Efendi gezsen Mısır’ı

Maşallah bacım maşallah

On dördünde aylar gibi

Silkinir dışarı çıkar

Arabistan taylar gibi

Gelinin Ağıtı ağıtlar içinde örnek bir ağıttır. Maraş ilinin Andırın ilçesi Geben köyünde yeni bir gelin bulaşıcı bir hastalığa yakalanıyor. Gelini bir odaya koyuyorlar. Yiyeceğini içeceğini de bir odadan veriyorlar, onu hiç dışarı çıkarmıyorlar. Kimsecikler yanına yaklaşmıyor.

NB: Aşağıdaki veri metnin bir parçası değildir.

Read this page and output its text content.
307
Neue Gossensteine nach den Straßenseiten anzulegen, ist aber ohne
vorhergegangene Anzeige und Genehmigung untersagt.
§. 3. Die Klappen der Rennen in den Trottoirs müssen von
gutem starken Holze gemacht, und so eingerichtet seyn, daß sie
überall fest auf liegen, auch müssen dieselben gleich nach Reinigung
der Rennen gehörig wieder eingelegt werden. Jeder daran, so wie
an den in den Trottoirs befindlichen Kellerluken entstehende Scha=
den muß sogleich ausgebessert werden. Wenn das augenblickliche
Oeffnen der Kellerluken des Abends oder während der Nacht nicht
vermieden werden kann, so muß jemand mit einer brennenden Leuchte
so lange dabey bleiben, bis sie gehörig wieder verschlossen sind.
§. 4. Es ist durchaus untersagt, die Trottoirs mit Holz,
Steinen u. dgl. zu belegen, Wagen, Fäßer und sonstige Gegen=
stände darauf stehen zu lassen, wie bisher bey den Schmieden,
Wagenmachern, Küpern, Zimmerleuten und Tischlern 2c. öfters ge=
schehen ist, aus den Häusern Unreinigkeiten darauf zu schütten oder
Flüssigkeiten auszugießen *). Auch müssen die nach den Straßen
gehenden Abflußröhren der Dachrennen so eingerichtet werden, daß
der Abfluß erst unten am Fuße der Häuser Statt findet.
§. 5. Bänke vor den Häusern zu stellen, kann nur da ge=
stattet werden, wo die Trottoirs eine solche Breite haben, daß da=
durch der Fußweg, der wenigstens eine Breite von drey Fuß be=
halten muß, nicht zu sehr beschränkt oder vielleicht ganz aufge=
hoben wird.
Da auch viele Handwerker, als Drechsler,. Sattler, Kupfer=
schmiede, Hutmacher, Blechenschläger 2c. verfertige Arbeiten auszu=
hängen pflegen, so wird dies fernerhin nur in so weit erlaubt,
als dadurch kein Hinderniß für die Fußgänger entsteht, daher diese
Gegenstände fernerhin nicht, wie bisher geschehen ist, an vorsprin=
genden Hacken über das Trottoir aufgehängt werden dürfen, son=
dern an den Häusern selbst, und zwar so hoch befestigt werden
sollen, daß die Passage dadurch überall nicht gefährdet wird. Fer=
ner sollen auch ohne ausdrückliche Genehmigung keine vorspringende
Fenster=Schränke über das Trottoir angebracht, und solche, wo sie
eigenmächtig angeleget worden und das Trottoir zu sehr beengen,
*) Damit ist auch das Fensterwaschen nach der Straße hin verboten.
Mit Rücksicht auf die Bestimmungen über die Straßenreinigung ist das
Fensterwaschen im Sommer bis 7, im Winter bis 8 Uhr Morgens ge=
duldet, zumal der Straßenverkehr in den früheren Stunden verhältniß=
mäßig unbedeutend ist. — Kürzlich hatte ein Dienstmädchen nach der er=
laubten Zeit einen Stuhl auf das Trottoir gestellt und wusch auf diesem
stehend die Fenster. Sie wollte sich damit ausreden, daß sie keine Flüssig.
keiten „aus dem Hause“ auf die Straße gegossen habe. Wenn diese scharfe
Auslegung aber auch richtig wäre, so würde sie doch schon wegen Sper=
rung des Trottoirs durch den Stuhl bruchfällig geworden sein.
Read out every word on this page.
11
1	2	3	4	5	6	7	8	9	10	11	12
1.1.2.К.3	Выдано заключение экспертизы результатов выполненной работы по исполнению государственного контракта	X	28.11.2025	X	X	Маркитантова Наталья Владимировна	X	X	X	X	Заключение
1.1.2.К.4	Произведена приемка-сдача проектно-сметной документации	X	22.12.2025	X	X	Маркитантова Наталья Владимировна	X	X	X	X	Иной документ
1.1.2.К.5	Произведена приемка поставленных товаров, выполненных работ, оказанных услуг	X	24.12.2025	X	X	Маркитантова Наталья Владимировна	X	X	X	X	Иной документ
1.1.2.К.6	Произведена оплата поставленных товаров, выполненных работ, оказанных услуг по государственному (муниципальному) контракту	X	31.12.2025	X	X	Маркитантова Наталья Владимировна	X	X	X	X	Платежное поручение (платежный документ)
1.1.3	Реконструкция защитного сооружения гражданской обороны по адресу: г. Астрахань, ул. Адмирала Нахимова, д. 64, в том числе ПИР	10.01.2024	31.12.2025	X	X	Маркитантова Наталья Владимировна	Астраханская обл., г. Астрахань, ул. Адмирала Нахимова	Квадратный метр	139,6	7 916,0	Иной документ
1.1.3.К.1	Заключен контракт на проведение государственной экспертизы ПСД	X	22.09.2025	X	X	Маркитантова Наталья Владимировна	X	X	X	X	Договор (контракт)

Gelin 6 ay bu odada kalıyor. Öleceği günün akşamı da kendi üstüne bu ağıtı yakıyor.

İnce kayınım gelince

Tutar yakasını bitlerim

Alt’ay oldu ben yatalı

Arada kaldı itlerim

Bir insanın yakasını bitlemek, ona dert yanmak, onunla kötü konuşmak demektir. Bir de bakımsız kalan köpekleri için dertleniyor.

Osman’ım ağam yelip gelir.

Etek üçürdüm sokullu

Gelin olup gezemedim

Zülüfüm yağlı kokulu

Bu dörtlükten ağıtın Osmanlı çağında geçtiği anlaşılıyor. Cumhuriyette, artık üçetek kalkmış erkekler şalvar, pantolon giymeye başlamışlardı.

Kabirim derin eylen

Su serpin serin eylen

Sabah sürmel’eşim gelir

Sağ bucağı yerin eylen

Dizim dizim diziliyorum

İğneyi görmüyor gözüm

Arada kaldı arada

İki oğlum bir tek kızım

Gelin altı ayda her şeyi özlemiştir. Çiçekleri, ağaçları, yaprakları, kuşları, kelebekleri, böcekleri, her şeyi, her şeyi özlemiştir. Karşı dağın arkasını, yaylasını, kilim dokuduğu ıstarı, geçtiği yolları, pınarları, alabalıkları, çakıl taşlarını, her şeyi göresi gelmiştir. Ele geçirdiğim ağıt bile sıkışmış insanın duygularını büyük bir sıcaklık, özlemle dile getiren, lirizmin bir başyapıtıdır.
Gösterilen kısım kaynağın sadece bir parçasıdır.